The Survey of Consumers, a closely-watched gauge of consumer sentiment, was slightly off the mid-month reading but still at the highest since 2004. The Current Economic Conditions Index, at 121.2, was also down from the mid-month but still sets an all-time record high.
The slightly decline to 101.4 came from concerns over tariffs, which have been amplified by the media.
“Importantly, all of the March gain in the Sentiment Index was among households with incomes in the bottom third (+14.1); those in the middle third were unchanged, while the Index fell among households in the top third (-5.6),” Richard Curtain, chief economist at Survey of Consumers said.
“Households with incomes in the top third cited significantly greater concerns with government economic policies than last month, especially trade policies, with net references falling from +31 to just +1, offsetting their positive reactions to tax policies.”

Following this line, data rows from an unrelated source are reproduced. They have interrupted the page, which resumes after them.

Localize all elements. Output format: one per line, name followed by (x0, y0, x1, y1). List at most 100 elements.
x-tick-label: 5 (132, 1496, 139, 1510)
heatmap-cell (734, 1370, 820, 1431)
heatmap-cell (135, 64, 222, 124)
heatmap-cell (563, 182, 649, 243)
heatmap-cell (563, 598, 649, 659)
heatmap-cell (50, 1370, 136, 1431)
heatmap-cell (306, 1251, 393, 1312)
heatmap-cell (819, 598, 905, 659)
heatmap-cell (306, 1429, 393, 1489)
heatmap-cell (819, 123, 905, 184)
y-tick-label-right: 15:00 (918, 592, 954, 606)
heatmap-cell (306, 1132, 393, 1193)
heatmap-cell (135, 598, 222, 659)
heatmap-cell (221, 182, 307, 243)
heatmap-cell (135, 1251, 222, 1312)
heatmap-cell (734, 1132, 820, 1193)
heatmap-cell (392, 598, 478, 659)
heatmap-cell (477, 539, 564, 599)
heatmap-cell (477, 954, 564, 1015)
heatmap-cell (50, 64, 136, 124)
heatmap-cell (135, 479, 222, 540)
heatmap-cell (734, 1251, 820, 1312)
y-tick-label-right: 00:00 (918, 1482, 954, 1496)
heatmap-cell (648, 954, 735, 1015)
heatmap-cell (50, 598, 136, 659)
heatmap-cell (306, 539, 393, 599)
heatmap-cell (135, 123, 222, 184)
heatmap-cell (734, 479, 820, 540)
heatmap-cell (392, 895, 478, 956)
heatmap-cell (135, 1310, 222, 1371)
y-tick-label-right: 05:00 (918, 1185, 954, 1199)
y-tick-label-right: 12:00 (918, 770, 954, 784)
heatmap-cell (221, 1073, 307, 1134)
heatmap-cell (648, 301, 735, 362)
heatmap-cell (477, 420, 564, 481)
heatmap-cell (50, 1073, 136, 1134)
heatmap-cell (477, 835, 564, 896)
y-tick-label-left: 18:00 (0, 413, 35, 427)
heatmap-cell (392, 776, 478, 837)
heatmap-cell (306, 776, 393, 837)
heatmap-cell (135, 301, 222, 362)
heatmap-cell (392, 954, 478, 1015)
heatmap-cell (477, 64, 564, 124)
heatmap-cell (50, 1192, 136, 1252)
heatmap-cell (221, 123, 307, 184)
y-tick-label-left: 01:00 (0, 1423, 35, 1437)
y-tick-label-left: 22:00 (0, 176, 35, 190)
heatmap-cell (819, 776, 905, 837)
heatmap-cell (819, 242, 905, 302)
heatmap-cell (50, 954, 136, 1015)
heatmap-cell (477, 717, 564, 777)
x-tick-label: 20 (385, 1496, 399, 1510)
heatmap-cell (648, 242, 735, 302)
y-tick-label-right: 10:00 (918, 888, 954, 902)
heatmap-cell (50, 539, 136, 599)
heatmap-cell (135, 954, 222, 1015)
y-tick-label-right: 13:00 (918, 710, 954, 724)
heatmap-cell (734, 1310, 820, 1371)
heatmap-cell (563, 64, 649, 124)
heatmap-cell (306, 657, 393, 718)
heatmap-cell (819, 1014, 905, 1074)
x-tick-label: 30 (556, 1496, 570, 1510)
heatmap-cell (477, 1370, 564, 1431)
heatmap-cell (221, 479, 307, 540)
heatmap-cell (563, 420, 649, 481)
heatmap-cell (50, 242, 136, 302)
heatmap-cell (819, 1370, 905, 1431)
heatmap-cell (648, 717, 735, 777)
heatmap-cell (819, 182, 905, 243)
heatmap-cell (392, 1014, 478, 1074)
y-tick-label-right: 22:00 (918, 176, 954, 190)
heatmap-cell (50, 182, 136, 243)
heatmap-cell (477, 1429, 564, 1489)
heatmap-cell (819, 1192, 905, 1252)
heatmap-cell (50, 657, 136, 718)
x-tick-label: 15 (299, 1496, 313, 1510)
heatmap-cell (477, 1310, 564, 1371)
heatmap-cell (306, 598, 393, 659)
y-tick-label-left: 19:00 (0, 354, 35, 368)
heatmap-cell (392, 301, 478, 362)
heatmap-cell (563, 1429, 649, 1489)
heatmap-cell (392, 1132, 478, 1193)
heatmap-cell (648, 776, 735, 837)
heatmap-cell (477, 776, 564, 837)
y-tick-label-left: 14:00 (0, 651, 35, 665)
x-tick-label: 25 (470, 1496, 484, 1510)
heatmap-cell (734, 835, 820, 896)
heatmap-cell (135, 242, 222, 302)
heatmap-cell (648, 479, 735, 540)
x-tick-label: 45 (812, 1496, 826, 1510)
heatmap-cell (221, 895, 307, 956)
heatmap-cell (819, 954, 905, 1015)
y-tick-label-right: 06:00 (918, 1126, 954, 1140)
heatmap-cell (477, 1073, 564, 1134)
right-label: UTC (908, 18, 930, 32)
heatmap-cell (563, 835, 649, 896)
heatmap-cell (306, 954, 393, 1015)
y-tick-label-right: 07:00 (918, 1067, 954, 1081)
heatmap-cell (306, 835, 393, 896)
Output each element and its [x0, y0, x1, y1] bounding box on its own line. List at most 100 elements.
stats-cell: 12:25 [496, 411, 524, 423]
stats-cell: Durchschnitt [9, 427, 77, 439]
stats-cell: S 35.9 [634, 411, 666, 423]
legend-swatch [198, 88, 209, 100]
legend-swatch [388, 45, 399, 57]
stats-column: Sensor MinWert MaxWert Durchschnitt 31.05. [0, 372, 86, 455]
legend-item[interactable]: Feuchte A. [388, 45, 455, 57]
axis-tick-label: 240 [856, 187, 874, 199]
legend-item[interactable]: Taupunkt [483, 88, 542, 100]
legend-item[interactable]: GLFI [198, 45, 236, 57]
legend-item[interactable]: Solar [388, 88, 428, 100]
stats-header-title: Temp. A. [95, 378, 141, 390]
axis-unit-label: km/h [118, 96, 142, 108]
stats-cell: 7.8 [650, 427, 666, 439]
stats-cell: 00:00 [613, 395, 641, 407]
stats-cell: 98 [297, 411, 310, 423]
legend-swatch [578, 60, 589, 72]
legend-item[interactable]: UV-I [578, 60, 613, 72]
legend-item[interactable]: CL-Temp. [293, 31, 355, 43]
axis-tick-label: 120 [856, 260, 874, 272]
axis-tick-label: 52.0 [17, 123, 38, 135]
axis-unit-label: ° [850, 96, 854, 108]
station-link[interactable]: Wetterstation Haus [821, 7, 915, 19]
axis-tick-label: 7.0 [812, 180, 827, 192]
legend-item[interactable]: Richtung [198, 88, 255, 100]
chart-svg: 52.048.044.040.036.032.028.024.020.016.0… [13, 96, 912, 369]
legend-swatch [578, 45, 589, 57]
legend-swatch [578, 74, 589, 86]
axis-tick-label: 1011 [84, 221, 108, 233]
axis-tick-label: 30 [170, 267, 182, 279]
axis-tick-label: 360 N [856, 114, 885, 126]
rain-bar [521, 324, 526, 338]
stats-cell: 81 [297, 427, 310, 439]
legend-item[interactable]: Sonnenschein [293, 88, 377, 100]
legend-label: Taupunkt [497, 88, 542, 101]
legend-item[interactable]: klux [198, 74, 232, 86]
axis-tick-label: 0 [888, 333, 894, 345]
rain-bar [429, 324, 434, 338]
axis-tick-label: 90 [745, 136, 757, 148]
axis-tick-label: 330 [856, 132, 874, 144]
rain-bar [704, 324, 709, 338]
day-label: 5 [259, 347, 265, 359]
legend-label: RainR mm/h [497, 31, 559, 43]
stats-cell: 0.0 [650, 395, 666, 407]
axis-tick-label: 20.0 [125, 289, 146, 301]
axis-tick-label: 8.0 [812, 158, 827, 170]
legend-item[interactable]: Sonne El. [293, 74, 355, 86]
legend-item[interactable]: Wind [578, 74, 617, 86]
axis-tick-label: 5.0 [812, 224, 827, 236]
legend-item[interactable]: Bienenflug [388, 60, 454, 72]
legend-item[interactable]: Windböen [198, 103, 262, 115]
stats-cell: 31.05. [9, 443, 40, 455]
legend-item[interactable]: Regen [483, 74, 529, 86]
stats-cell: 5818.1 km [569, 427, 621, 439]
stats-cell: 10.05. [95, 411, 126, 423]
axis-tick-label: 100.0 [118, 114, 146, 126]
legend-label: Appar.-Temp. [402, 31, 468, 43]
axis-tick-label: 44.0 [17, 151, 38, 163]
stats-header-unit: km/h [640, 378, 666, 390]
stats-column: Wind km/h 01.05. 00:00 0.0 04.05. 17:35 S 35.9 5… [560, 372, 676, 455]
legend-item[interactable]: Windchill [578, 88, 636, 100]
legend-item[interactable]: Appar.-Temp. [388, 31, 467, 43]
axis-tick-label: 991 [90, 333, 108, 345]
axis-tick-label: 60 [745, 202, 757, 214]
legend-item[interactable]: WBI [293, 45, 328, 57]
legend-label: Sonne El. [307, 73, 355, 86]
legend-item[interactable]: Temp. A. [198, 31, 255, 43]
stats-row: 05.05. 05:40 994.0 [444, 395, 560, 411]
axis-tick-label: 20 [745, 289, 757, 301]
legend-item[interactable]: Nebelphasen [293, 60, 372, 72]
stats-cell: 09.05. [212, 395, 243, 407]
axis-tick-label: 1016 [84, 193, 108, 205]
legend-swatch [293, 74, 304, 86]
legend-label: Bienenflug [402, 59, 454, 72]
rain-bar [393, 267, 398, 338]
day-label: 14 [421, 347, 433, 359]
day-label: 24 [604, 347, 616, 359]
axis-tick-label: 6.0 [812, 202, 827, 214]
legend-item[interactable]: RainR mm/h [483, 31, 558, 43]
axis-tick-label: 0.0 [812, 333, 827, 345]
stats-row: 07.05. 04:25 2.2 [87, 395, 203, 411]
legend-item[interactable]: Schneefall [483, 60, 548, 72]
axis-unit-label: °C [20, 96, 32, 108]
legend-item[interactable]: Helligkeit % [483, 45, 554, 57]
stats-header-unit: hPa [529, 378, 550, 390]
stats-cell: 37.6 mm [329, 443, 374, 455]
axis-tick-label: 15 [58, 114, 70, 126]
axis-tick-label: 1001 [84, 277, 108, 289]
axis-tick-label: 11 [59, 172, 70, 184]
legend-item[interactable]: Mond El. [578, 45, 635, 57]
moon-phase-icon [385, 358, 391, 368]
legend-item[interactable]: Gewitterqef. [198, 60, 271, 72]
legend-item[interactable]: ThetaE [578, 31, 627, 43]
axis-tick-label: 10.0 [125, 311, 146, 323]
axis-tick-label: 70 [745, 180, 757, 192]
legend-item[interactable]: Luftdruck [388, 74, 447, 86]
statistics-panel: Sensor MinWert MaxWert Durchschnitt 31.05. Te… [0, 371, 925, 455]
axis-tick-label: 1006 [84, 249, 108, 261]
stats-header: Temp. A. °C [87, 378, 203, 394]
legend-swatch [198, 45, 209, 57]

The Federal Open Market Committee (FOMC) expectedly raised the federal funds target rate by 25 basis points last week, with two more interest rate hikes forecasted in 2018. Consumers expect interest rates will increase in the foreseeable future and view the current level as still relatively low. They also believe future interest rate hikes are intended to dampen the future pace of economic growth.
“Their reaction will both emphasize borrowing-in-advance of those expected increases as well as heighten their precautionary savings motives,” Mr. Curtain added. “The trade-off between spending and saving will crucially depend on the pace of future interest rate hikes compared with the pace of income growth. It is likely that income growth will initially dominate, tilting consumers’ motives more toward spending than saving.”
Overall, the data indicates a growth rate of 2.6% for consumption from mid-2018 to mid-2019. The next data release — the preliminary reading for April — is scheduled for Friday, April 13, 2018 at 10:00 AM EST.